A slim volume, a tiny, hand-lettered book, clumsily but lovingly bound in brass wire.

Flatland.

Bill nearly lost the breath he hadn't realized he'd been holding as the title glared up at him in all its humble, handwritten beauty.

By Arthur Square, Esq.

A journal of an Extraordinary encounter with a Being from Spaceland.

Bill gulped softly.

It was treason, this book he held. Treason of the worst kind. He could be executed simply for the accident of finding it.

What it was doing here in his school library, he wasn't at all sure. He didn't even know if this was the Flatland, written by Arthur Square himself, or if it was simply a copy made by an admirer. Either way, it was death he held in his slim, young fingers.

A thrill rang through his Shape and he shoved the book deep into the bottom of his satchel. Reading it here was not even an option.

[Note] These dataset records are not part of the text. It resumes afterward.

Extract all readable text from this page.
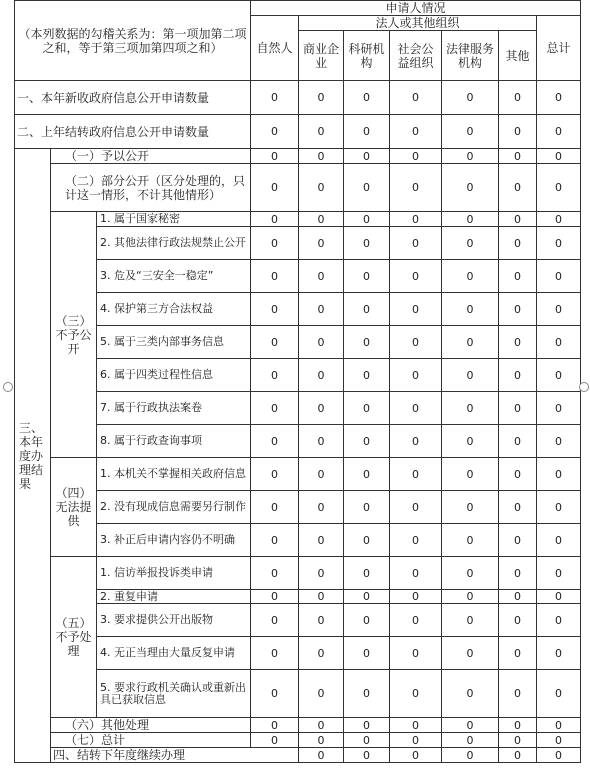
（本列数据的勾稽关系为：第一项加第二项之和，等于第三项加第四项之和）			申请人情况							
			自然人	法人或其他组织					总计	
				商业企业	科研机构	社会公益组织	法律服务机构	其他		
一、本年新收政府信息公开申请数量			0	0	0	0	0	0	0	
二、上年结转政府信息公开申请数量			0	0	0	0	0	0	0	
三、本年度办理结果	（一）予以公开		0	0	0	0	0	0	0	
	（二）部分公开（区分处理的，只计这一情形，不计其他情形）		0	0	0	0	0	0	0	
	（三）不予公开	1. 属于国家秘密	0	0	0	0	0	0	0	
		2. 其他法律行政法规禁止公开	0	0	0	0	0	0	0	
		3. 危及“三安全一稳定”	0	0	0	0	0	0	0	
		4. 保护第三方合法权益	0	0	0	0	0	0	0	
		5. 属于三类内部事务信息	0	0	0	0	0	0	0	
		6. 属于四类过程性信息	0	0	0	0	0	0	0	
		7. 属于行政执法案卷	0	0	0	0	0	0	0	
		8. 属于行政查询事项	0	0	0	0	0	0	0	
	（四）无法提供	1. 本机关不掌握相关政府信息	0	0	0	0	0	0	0	
		2. 没有现成信息需要另行制作	0	0	0	0	0	0	0	
		3. 补正后申请内容仍不明确	0	0	0	0	0	0	0	
	（五）不予处理	1. 信访举报投诉类申请	0	0	0	0	0	0	0	
		2. 重复申请	0	0	0	0	0	0	0	
		3. 要求提供公开出版物	0	0	0	0	0	0	0	
		4. 无正当理由大量反复申请	0	0	0	0	0	0	0	
		5. 要求行政机关确认或重新出具已获取信息	0	0	0	0	0	0	0	
	（六）其他处理		0	0	0	0	0	0	0	
	（七）总计		0	0	0	0	0	0	0	
	四、结转下年度继续办理			0	0	0	0	0	0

He'd take it home, wait until his parents were asleep and read it under the covers of his bed with a flashlight.

And read it, he did.

Cover to cover. Over and over until the pitiful little thing's ink was blurry, until it was falling apart, until it disintegrated in his hands.

By then, he'd committed it to his considerable memory. By then, William had penned his own copy in a code only he knew, in a journal of his own.

It was the first of many journals he would keep over his lifetime.

It was the first of many Ciphers he would create, keep and hold close to his heart for millennia to follow.